Ребята переглянулись, зааплодировали, а в итоге продолжили добираться до Москвы, а не до Санкт-Петербурга. В душном вагоне в Белгороде пристала к ним бабка. Сначала предлагала купить лука и яблок, а потом, когда они отказались, прищурилась и начала плохо о них отзываться.

Москва ребятам понравилась до тех пор, пока не началась Первая Мировая. Пока Хаджонков развивал кинематограф, второй наш герой, точнее, первый, успел влюбиться в Приму того же кинематографа – Веру Холодную. Однажды они сидели в ресторане, к Вере подошёл какой-то грузин, чтобы пригласить потанцевать, но Александр Николаевич так посмотрел на соперника, что тот начал извиняться. А вот когда он от души написал Вере: «Ваши руки пахнут ладаном», Вера обиделась на него, взяла и бросила.

Дальше история нашей страны пошла наперекос. Александру Николаевичу делать здесь стало нечего, и он влюбился в Марлен Дитрих. Es war wunderbar.

А как-то утром, выйдя голым и мокрым после ванной, запел по-русски в глаза ошалевшей Дитрих:

«Стал я грустный, стал печальный поутру. Друг мой давний, я умру». Она дала ему нет, не пощёчин, полотенце и вскипятила чаю. И он уехал.

Дальше была русская колония в Китае. В местном шалмане он спел в конце «Желтый ангел» и вышел, закурив, из кафе, получив жалкий гонорар.

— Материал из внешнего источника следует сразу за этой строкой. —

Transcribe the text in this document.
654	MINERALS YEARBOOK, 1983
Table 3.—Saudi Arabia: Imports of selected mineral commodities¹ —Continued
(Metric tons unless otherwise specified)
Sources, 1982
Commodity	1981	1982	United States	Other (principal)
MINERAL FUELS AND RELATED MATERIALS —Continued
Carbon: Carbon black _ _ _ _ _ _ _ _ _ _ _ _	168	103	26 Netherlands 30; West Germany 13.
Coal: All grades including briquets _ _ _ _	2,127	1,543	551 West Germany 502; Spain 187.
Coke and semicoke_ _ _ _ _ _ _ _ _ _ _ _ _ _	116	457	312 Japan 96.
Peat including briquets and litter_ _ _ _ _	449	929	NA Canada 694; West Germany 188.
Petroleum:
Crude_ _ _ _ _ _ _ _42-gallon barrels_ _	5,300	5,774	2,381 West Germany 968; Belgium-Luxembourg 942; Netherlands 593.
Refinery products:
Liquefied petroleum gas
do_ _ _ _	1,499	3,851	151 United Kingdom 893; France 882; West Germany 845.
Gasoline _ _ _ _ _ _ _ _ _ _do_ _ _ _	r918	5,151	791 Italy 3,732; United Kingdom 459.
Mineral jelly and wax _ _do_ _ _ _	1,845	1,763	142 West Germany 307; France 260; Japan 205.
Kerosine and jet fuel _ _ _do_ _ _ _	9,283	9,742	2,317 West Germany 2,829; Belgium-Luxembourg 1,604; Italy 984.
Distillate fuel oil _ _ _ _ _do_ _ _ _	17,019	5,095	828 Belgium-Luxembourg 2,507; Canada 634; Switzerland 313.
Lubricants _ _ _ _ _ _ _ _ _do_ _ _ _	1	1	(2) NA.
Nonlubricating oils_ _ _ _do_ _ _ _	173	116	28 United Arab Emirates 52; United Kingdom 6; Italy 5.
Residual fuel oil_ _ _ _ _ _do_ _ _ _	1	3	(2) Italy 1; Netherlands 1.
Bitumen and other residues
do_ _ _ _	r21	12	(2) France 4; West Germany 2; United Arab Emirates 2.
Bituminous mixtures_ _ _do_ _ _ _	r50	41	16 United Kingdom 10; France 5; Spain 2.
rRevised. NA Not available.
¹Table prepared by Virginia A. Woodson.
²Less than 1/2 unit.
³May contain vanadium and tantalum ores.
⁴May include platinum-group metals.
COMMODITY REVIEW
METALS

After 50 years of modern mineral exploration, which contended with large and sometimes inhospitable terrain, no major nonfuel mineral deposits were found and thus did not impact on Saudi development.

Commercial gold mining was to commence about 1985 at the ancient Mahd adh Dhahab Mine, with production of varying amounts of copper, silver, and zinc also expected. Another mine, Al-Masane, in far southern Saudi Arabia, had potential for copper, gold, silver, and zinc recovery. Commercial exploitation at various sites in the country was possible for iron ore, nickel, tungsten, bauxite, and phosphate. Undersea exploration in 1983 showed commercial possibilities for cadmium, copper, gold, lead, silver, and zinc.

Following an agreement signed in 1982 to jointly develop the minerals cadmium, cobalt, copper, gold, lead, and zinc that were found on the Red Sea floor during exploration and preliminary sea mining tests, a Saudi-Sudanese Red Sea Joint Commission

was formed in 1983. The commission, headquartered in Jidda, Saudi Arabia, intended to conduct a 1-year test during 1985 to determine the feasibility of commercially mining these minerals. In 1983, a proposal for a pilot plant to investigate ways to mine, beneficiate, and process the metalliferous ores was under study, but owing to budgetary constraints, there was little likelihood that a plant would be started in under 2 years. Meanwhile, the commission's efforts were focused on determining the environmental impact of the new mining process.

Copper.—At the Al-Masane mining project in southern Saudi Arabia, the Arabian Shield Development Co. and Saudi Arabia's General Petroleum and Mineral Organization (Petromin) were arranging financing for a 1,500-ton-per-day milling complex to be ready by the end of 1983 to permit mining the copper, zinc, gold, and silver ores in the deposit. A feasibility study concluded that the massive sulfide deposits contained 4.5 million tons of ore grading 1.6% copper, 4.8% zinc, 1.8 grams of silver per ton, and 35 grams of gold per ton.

«Извините», – позвал он будущую супругу. Молодая женщина оглянулась.

«Я устал от белил и румян», – и он грустно улыбнулся.

И вдруг перестали писаться песни, как у любого влюбившегося нормального русского человека, не по своей воле живущего на чужбине. В Китае родилась девочка, а в Москве Сталин, нет не родился от Вертинскогого, но когда был в плохом настроении, Сталин слушал Александра Николаевича. Итак, Александр Николаевич через консульство получил опять Родину. Родилась ещё одна доченька, и он стал ездить по всей необъятной стране со своими прежними песнями. Он пел:

«Мне на клабдище споют всё те же соловьи» где-то в Забайкалье или на Дону. Залы зимой зачастую не отапливались, люди сидели в тулупах, отогревали ртом руки, а он пел, переступая летними туфлями по скрипящим от старости досок и мороза половицам местного ДК.

Говорят, Пол Маккартни за всю жизнь дал две тысячи концертов, Александр Николаевич дал три тысячи. И шесть раз проехав через всю страну, он опять вернулся в Питер, теперь уже навсегда. Поселился возле Исаакия в гостинице Астория. Ближе к ночи, после концерта, он вошёл в номер и снял галстук. Сел в кресло. А затем его не стало.


Ключи


Телефон и женщины

Герасим Тарасович перепутал номера телефонов и вместо любовницы позвонил жене. Он долго общался и, ничего не подозревая, обещал приехать. Жена приготовила ужин, а он, разумеется, не пришёл.

Человек в майке

Герасим Тарасович ошибся дверью. Ему открыл дверь человек в майке и высморкался в платок. Герасим Тарасович даже не успел ничего сказать, как его приняли за любовника жены человека в майке. Вскоре рядом с ним положили на снег очки и портфель.

Третий Плейшнер

Герасим Тарасович ошибся дверью как Плейшнер. Он так и сказал: «Я ошибся». Но ушёл под утро, потому что его не выпускали, и он был третьим.

Женская непредсказуемость

Герасим Тарасович постучал в дверь. Ему громко сказали женским голосом: «Занято».